Do the closed unit disk $D$ and $f(D)$ intersect, if $||f(x)-x||\le2$ for all $x\in D$?

Because $\Vert f(x)-x\Vert\leq2$, the function $x\mapsto \frac12(x-f(x))$ maps $D$ continuously into itself and therefore has a fixed point $a\in D$. Then $f(a)=-a$ is in $f(D)\cap D$.

This is true. Let's fix $n$ and let $S=\{x \in \mathbb R^n : \|x\| = 1\}$ and $D=\{x\in\mathbb R^n : \|x\| \leq 1\}$. Let's suppose that we had some map $f:D \rightarrow \mathbb R^n\setminus D$ such that $\|f(x)-x\| \leq 2$ everywhere. We make the following observation: if $x$ is on $S$, then $f(x)$ cannot be antipodal to $x$.

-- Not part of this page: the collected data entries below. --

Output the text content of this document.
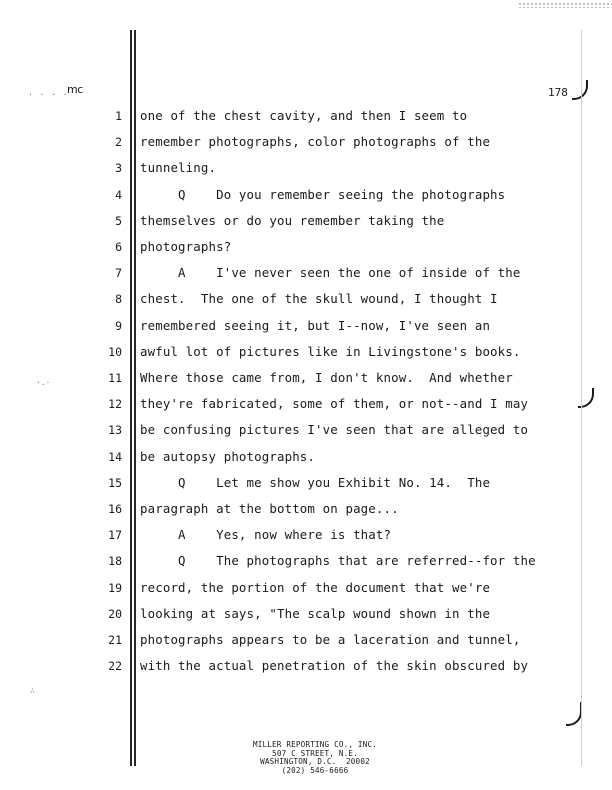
· · · ·
mc	178
·.·
∴
1 one of the chest cavity, and then I seem to
2 remember photographs, color photographs of the
3 tunneling.
4 Q    Do you remember seeing the photographs
5 themselves or do you remember taking the
6 photographs?
7 A    I've never seen the one of inside of the
8 chest.  The one of the skull wound, I thought I
9 remembered seeing it, but I--now, I've seen an
10 awful lot of pictures like in Livingstone's books.
11 Where those came from, I don't know.  And whether
12 they're fabricated, some of them, or not--and I may
13 be confusing pictures I've seen that are alleged to
14 be autopsy photographs.
15 Q    Let me show you Exhibit No. 14.  The
16 paragraph at the bottom on page...
17 A    Yes, now where is that?
18 Q    The photographs that are referred--for the
19 record, the portion of the document that we're
20 looking at says, "The scalp wound shown in the
21 photographs appears to be a laceration and tunnel,
22 with the actual penetration of the skin obscured by
MILLER REPORTING CO., INC.
507 C STREET, N.E.
WASHINGTON, D.C.  20002
(202) 546-6666
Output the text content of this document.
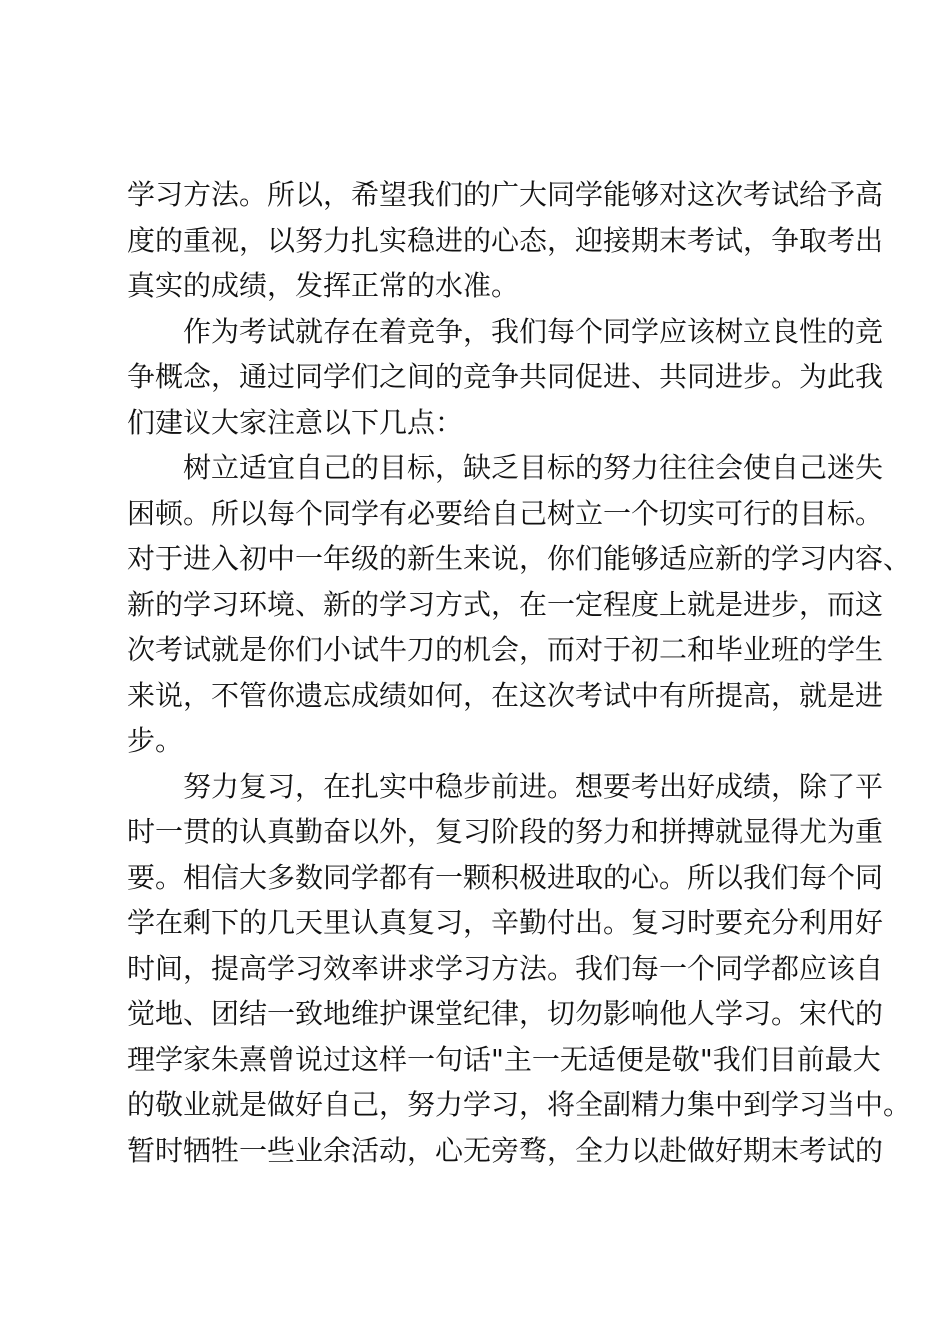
学习方法。所以，希望我们的广大同学能够对这次考试给予高
度的重视，以努力扎实稳进的心态，迎接期末考试，争取考出
真实的成绩，发挥正常的水准。
作为考试就存在着竞争，我们每个同学应该树立良性的竞
争概念，通过同学们之间的竞争共同促进、共同进步。为此我
们建议大家注意以下几点：
树立适宜自己的目标，缺乏目标的努力往往会使自己迷失
困顿。所以每个同学有必要给自己树立一个切实可行的目标。
对于进入初中一年级的新生来说，你们能够适应新的学习内容、
新的学习环境、新的学习方式，在一定程度上就是进步，而这
次考试就是你们小试牛刀的机会，而对于初二和毕业班的学生
来说，不管你遗忘成绩如何，在这次考试中有所提高，就是进
步。
努力复习，在扎实中稳步前进。想要考出好成绩，除了平
时一贯的认真勤奋以外，复习阶段的努力和拼搏就显得尤为重
要。相信大多数同学都有一颗积极进取的心。所以我们每个同
学在剩下的几天里认真复习，辛勤付出。复习时要充分利用好
时间，提高学习效率讲求学习方法。我们每一个同学都应该自
觉地、团结一致地维护课堂纪律，切勿影响他人学习。宋代的
理学家朱熹曾说过这样一句话"主一无适便是敬"我们目前最大
的敬业就是做好自己，努力学习，将全副精力集中到学习当中。
暂时牺牲一些业余活动，心无旁骛，全力以赴做好期末考试的
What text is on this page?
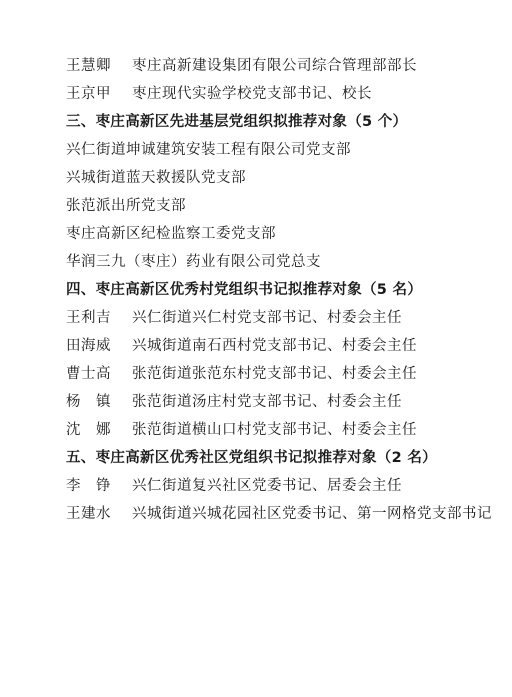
王慧卿 枣庄高新建设集团有限公司综合管理部部长
王京甲 枣庄现代实验学校党支部书记、校长
三、枣庄高新区先进基层党组织拟推荐对象（5 个）
兴仁街道坤诚建筑安装工程有限公司党支部
兴城街道蓝天救援队党支部
张范派出所党支部
枣庄高新区纪检监察工委党支部
华润三九（枣庄）药业有限公司党总支
四、枣庄高新区优秀村党组织书记拟推荐对象（5 名）
王利吉 兴仁街道兴仁村党支部书记、村委会主任
田海威 兴城街道南石西村党支部书记、村委会主任
曹士高 张范街道张范东村党支部书记、村委会主任
杨　镇 张范街道汤庄村党支部书记、村委会主任
沈　娜 张范街道横山口村党支部书记、村委会主任
五、枣庄高新区优秀社区党组织书记拟推荐对象（2 名）
李　铮 兴仁街道复兴社区党委书记、居委会主任
王建水 兴城街道兴城花园社区党委书记、第一网格党支部书记
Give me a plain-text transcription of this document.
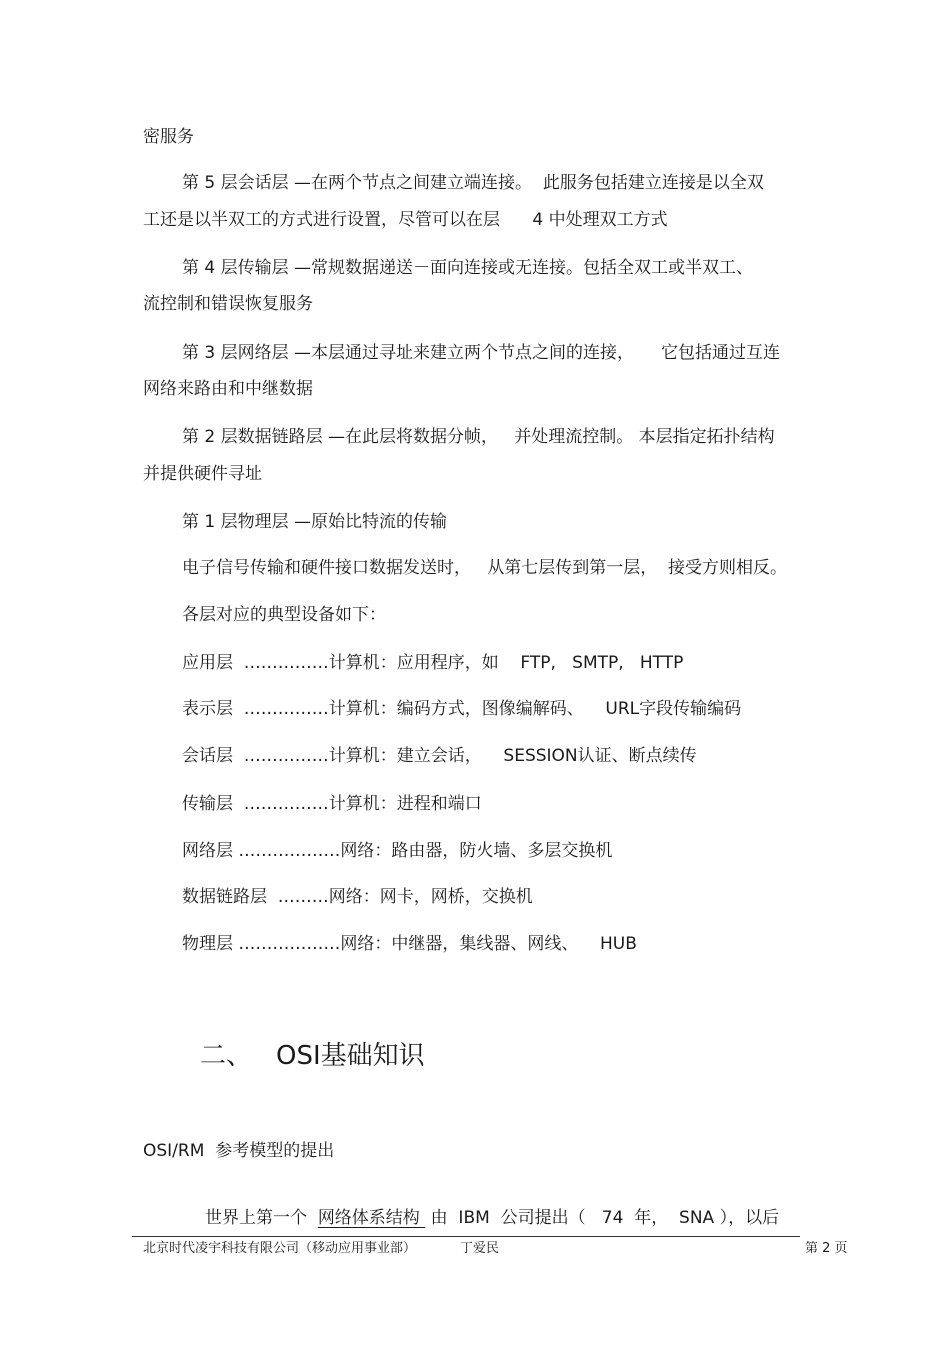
密服务
第 5 层会话层 —在两个节点之间建立端连接。  此服务包括建立连接是以全双
工还是以半双工的方式进行设置，尽管可以在层      4 中处理双工方式
第 4 层传输层 —常规数据递送－面向连接或无连接。包括全双工或半双工、
流控制和错误恢复服务
第 3 层网络层 —本层通过寻址来建立两个节点之间的连接，     它包括通过互连
网络来路由和中继数据
第 2 层数据链路层 —在此层将数据分帧，   并处理流控制。 本层指定拓扑结构
并提供硬件寻址
第 1 层物理层 —原始比特流的传输
电子信号传输和硬件接口数据发送时，   从第七层传到第一层，  接受方则相反。
各层对应的典型设备如下：
应用层  ……………计算机：应用程序，如    FTP,   SMTP,   HTTP
表示层  ……………计算机：编码方式，图像编解码、    URL字段传输编码
会话层  ……………计算机：建立会话，    SESSION认证、断点续传
传输层  ……………计算机：进程和端口
网络层 ………………网络：路由器，防火墙、多层交换机
数据链路层  ………网络：网卡，网桥，交换机
物理层 ………………网络：中继器，集线器、网线、    HUB
二、 OSI基础知识
OSI/RM  参考模型的提出
世界上第一个  网络体系结构  由  IBM  公司提出（   74  年，  SNA ），以后
北京时代凌宇科技有限公司（移动应用事业部）	丁爱民	第 2 页
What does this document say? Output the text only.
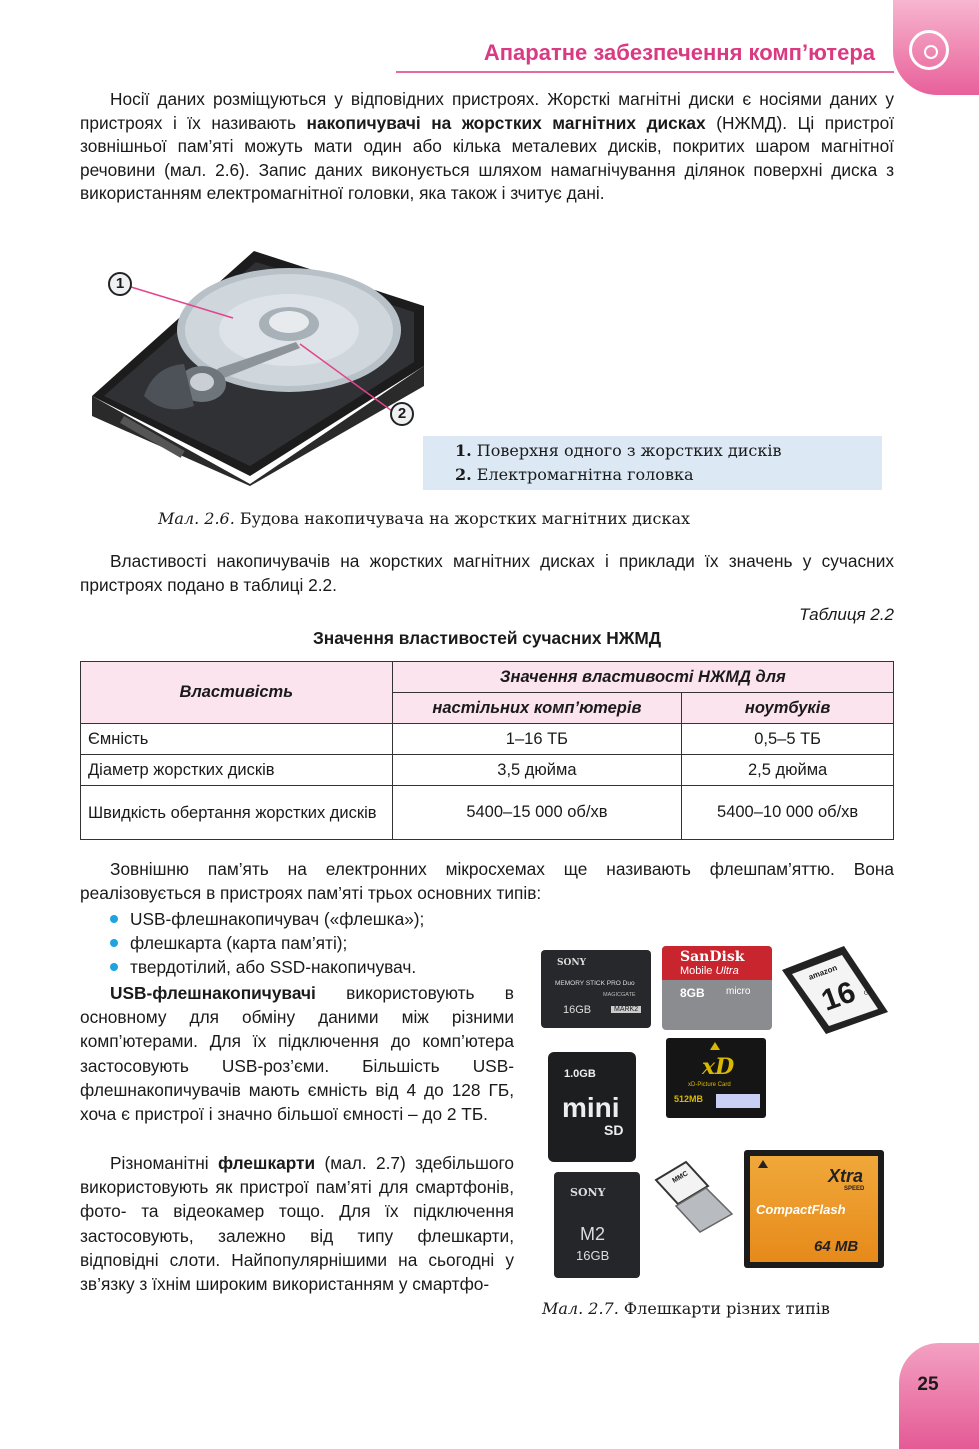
Апаратне забезпечення комп’ютера
Носії даних розміщуються у відповідних пристроях. Жорсткі магнітні диски є носіями даних у пристроях і їх називають накопичувачі на жорстких магнітних дисках (НЖМД). Ці пристрої зовнішньої пам’яті можуть мати один або кілька металевих дисків, покритих шаром магнітної речовини (мал. 2.6). Запис даних виконується шляхом намагнічування ділянок поверхні диска з використанням електромагнітної головки, яка також і зчитує дані.
1
2
1. Поверхня одного з жорстких дисків
2. Електромагнітна головка
Мал. 2.6. Будова накопичувача на жорстких магнітних дисках
Властивості накопичувачів на жорстких магнітних дисках і приклади їх значень у сучасних пристроях подано в таблиці 2.2.
Таблиця 2.2
Значення властивостей сучасних НЖМД
Властивість	Значення властивості НЖМД для	
	настільних комп’ютерів	ноутбуків
Ємність	1–16 ТБ	0,5–5 ТБ
Діаметр жорстких дисків	3,5 дюйма	2,5 дюйма
Швидкість обертання жорстких дисків	5400–15 000 об/хв	5400–10 000 об/хв
Зовнішню пам’ять на електронних мікросхемах ще називають флешпам’яттю. Вона реалізовується в пристроях пам’яті трьох основних типів:
USB-флешнакопичувач («флешка»);
флешкарта (карта пам’яті);
твердотілий, або SSD-накопичувач.
USB-флешнакопичувачі використовують в основному для обміну даними між різними комп’ютерами. Для їх підключення до комп’ютера застосовують USB-роз’єми. Більшість USB-флешнакопичувачів мають ємність від 4 до 128 ГБ, хоча є пристрої і значно більшої ємності – до 2 ТБ.
Різноманітні флешкарти (мал. 2.7) здебільшого використовують як пристрої пам’яті для смартфонів, фото- та відеокамер тощо. Для їх підключення застосовують, залежно від типу флешкарти, відповідні слоти. Найпопулярнішими на сьогодні у зв’язку з їхнім широким використанням у смартфо-
SONY
MEMORY STICK PRO Duo
MAGICGATE
16GB	MARK2
SanDisk
Mobile Ultra
8GB micro
amazon
16 GB
1.0GB
mini
SD
xD
xD-Picture Card
512MB
SONY
M2
16GB
MMC	Xtra
SPEED
CompactFlash
64 MB
Мал. 2.7. Флешкарти різних типів
25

More precisely, define $C:\mathbb R^n\setminus D\rightarrow S$ by mapping $x$ to $\frac{x}{\|x\|}$ and let $f'$ be the restriction of $f$ to $S$. We observe that

$$C(f'(x)) \neq -x.$$

This implies that $C\circ f'$ is homotopic to the identity because we can, for each $x$, draw a great circle segment connecting $C(f'(x))$ to $x$ and then linearly interpolate upon that segment for each $x$ to create a homotopy from $C\circ f'$ to $\operatorname{id}_S$. However, this contradicts that $f'$ must be homotopic to a constant function because it is the boundary of a function on $D$, so no such $f$ exists.